Para ilmuwan itu bicara dalam bahasa Inggris dan satu bahasa lain. Bahasa itu enak didengar. Dinda tidak mengenalnya. Bahasa Belanda mungkin. Yang membuat alis Dinda agak terangkat adalah, ia mendengar juga suara si Serigala. Ikut mengobrol dan tertawa-tawa.
Pintar juga dia rupanya, pikir Dinda. Didengarnya pemuda itu membicarakan arus di seputar pulau-pulau Kipas, Kepiting dan Gurita, serta bagaimana berlayar miring menghindarinya agar dapat mendarat di teluk tersembunyi yang ada di bagian tertentu di Pulau Kipas.
Diam-diam Dinda tertarik. Ia belum pernah punya kawan yang pandai berlayar. Biasanya kawan-kawannya hanya naik motor. Paling pol jip, seperti milik Abie misalnya. Tapi si Serigala tadi membicarakan tentang mengendarai robin. Kapal motor khas daerah sini, yang buritannya seperti dipotong dan haluannya mencuat tajam ke atas, agar mudah membelah ombak.

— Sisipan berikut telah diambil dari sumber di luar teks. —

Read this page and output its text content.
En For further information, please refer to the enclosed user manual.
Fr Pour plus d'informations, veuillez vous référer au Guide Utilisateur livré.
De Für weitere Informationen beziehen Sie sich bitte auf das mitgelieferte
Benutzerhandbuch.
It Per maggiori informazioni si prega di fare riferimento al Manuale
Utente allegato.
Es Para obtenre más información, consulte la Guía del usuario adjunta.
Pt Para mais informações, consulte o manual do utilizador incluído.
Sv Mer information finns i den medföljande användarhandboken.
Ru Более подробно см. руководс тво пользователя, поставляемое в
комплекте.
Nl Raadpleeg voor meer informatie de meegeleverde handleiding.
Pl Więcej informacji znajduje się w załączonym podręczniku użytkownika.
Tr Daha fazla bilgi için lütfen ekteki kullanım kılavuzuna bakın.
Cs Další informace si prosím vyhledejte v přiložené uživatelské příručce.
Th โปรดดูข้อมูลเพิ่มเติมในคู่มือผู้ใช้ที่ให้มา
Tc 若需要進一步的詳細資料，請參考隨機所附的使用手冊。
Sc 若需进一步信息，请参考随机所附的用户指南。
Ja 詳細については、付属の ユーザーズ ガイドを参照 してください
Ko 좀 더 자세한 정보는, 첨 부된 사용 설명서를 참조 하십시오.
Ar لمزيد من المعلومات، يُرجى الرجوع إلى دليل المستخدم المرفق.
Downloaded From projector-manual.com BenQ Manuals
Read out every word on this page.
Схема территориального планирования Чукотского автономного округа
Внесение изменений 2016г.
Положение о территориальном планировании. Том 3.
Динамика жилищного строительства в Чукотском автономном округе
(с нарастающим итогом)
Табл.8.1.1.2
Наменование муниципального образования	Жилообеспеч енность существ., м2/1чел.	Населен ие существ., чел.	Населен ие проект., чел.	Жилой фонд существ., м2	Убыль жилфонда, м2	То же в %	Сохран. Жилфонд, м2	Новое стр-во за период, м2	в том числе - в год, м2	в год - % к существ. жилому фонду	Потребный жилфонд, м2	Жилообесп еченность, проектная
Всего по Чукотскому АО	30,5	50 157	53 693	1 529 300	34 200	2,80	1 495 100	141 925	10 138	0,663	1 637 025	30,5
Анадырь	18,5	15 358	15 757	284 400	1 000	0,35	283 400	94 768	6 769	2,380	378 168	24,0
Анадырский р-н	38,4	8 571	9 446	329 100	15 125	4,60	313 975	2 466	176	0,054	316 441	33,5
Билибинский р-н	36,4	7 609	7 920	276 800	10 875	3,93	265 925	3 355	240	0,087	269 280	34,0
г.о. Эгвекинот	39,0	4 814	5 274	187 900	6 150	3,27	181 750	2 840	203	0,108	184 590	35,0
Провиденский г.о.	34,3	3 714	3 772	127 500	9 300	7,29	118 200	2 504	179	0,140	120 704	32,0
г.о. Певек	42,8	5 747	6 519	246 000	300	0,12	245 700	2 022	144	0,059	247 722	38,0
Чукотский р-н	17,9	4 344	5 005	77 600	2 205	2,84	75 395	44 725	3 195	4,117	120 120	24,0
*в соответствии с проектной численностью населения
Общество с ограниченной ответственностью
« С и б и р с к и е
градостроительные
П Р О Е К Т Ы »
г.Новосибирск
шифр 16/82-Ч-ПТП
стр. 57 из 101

Dinda menguping terus. Pembicaraan beralih pada hal-hal teknis. Penanaman koral dan pengambilan data. Laki-laki tinggi besar yang rambutnya nyaris putih agaknya bertanggung jawab soal itu. Ia membahas bintang laut duri pemangsa koral yang rupanya ditemukannya di perairan Pulau Gurita.
“We need to explain to locals to stop thprowing them back to the sea after cutting them up,” harus kita jelaskan pada nelayan setempat agar tidak melempar bintang laut kembali ke laut setelah dipotong-potong, katanya. Dengan takjub Dinda mendengar kelima ilmuwan itu membicarakan kemampuan bintang laut duri memulihkan diri. Kalau dipotong-potong, bintang laut itu bisa lanjut hidup. Asalkan masih ada bagian tengah tubuhnya, maka bagian tengah itu akan menumbuhkan kembali bagian tubuh yang hilang.
“The locals were just doubling the numbers of these starfishes by cutting them up like that,” dengan memotong-motongnya, nelayan setempat sebetulnya malah memperbanyak jumlah bintang laut ini, kata laki-laki rambut pirang. Dengan suara prihatin ia mengangkat fakta bahwa bintang laut itu sangat rakus. Dalam sehari mereka bisa menyantap koral sampai satu meter persegi.